Dann versucht sich Simon weiter aus ihrem journalistischen Versagen herauszureden, indem sie anderen die Schuld gibt. Doch dabei macht sie immer deutlicher, wie systematisch schlecht ihr Journalismus ist. Wie wenig Simons Treiben überhaupt mit dem Kerngedanken des Journalismus, der Vierten Gewalt in der Demokratie, zu tun hat: Sie habe Bidens Zustand nicht erkennen können, behauptet Simon, weil in seinen Auftritten “alles choreografiert” gewesen sei, sagt Simon: „Ich habe mir nicht vorstellen können, dass Bidens Abbau so systematisch verheimlicht worden ist.”
Damit offenbart Simon ihre Haltung im Haltungsjournalismus. Da steht einerseits ein offensichtlich dementes Staatsoberhaupt. Doch dessen Apparat sagt ihr, der sei gesund. Die öffentlich-rechtliche Journalistin hinterfragt die Aussage der Regierung nicht. Obwohl ihr das Gegenteil ins Auge sticht. Simon kontrolliert nicht als Vierte Gewalt die anderen drei Gewalten – sie dient diesen nur als Lautsprecher. Die Administration Bidens hat gesagt, er sei gesund, also war er für Simon gesund. Wer weiß, was sie berichtet hätte, wenn seine Leute behauptet hätten, die Sonne dreht sich um die Erde.
Das ist kein individuelles Versagen. Das zeigt das ganze Dilemma des öffentlich-rechtlichen Rundfunks auf. Der hat sich in den Haltungs-Journalismus verrannt. Seine Aktivisten verstehen sich als Türhüter, die dem Gebührenzahler die Entscheidung abnehmen müssen, was wahr und was falsch ist. Was wichtig und unwichtig. Doch um dieser Rolle gerecht zu werden, fehlt ihnen das niedrigste Handwerk. Genauer gesagt, die Bereitschaft, dieses Handwerk anzuwenden. Unter Zuhilfenahme von Schlagworten wie “false balance vermeiden” oder falsche gesellschaftliche Tendenzen bekämpfen zu wollen, gestehen sie sich selbst das Recht zu, über die Wahrheit entscheiden zu dürfen, können und sollen.

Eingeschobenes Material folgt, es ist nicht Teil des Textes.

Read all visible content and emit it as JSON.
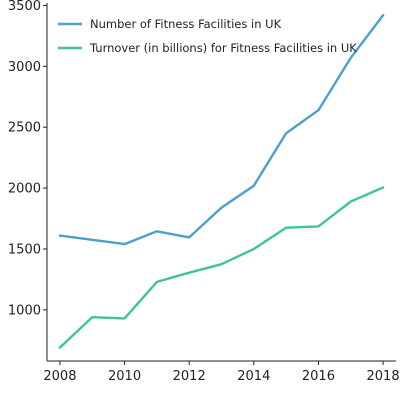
{
  "chart_data": {
    "type": "line",
    "title": "",
    "xlabel": "",
    "ylabel": "",
    "x": [
      2008,
      2009,
      2010,
      2011,
      2012,
      2013,
      2014,
      2015,
      2016,
      2017,
      2018
    ],
    "xlim": [
      2007.6,
      2018.4
    ],
    "ylim": [
      580,
      3520
    ],
    "xticks": [
      "2008",
      "2010",
      "2012",
      "2014",
      "2016",
      "2018"
    ],
    "yticks": [
      "1000",
      "1500",
      "2000",
      "2500",
      "3000",
      "3500"
    ],
    "grid": false,
    "legend_position": "top-left",
    "series": [
      {
        "name": "Number of Fitness Facilities in UK",
        "color": "#4c9fcf",
        "values": [
          1610,
          1575,
          1540,
          1645,
          1595,
          1840,
          2020,
          2450,
          2640,
          3070,
          3420
        ]
      },
      {
        "name": "Turnover (in billions) for Fitness Facilities in UK",
        "color": "#3fc49a",
        "values": [
          690,
          940,
          930,
          1230,
          1305,
          1375,
          1500,
          1675,
          1685,
          1890,
          2005
        ]
      }
    ]
  }
}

Immer tun öffentlich-rechtliche Journalisten das mit dem Dogma der eigenen Unfehlbarkeit. Einhergehend mit der Abkanzlung Ungläubiger: Wer keine stromproduzierenden Fernseher produziert, ist ein Rassist. Wer es für denkbar hält, dass das Corona-Virus einem Labor in Wuhan entsprungen ist, ist ein Verschwörungstheoretiker. Oder wer Merkels Einwanderungspolitik hinterfragt, verbreitet Hass und Hetze. Immer sind öffentlich-rechtliche Journalisten selbst unfehlbar. Immer sind alle schlechte Menschen, die diese Unfehlbarkeit bezweifeln oder ad absurdum führen. Bis auf die kurze ehrliche Minute, in der die Journalisten dann eingestehen, erst spät aufgewacht zu sein. Aber hey. Wer hätte die Vertuschung ahnen können, da sie die Biden-Administration doch so systematisch betrieben hat? Was Doris Simon nicht versteht: Für eine Journalistin ist es keine Entschuldigung, sich von den Mächtigen systematisch täuschen zu lassen – es ist der Vorwurf.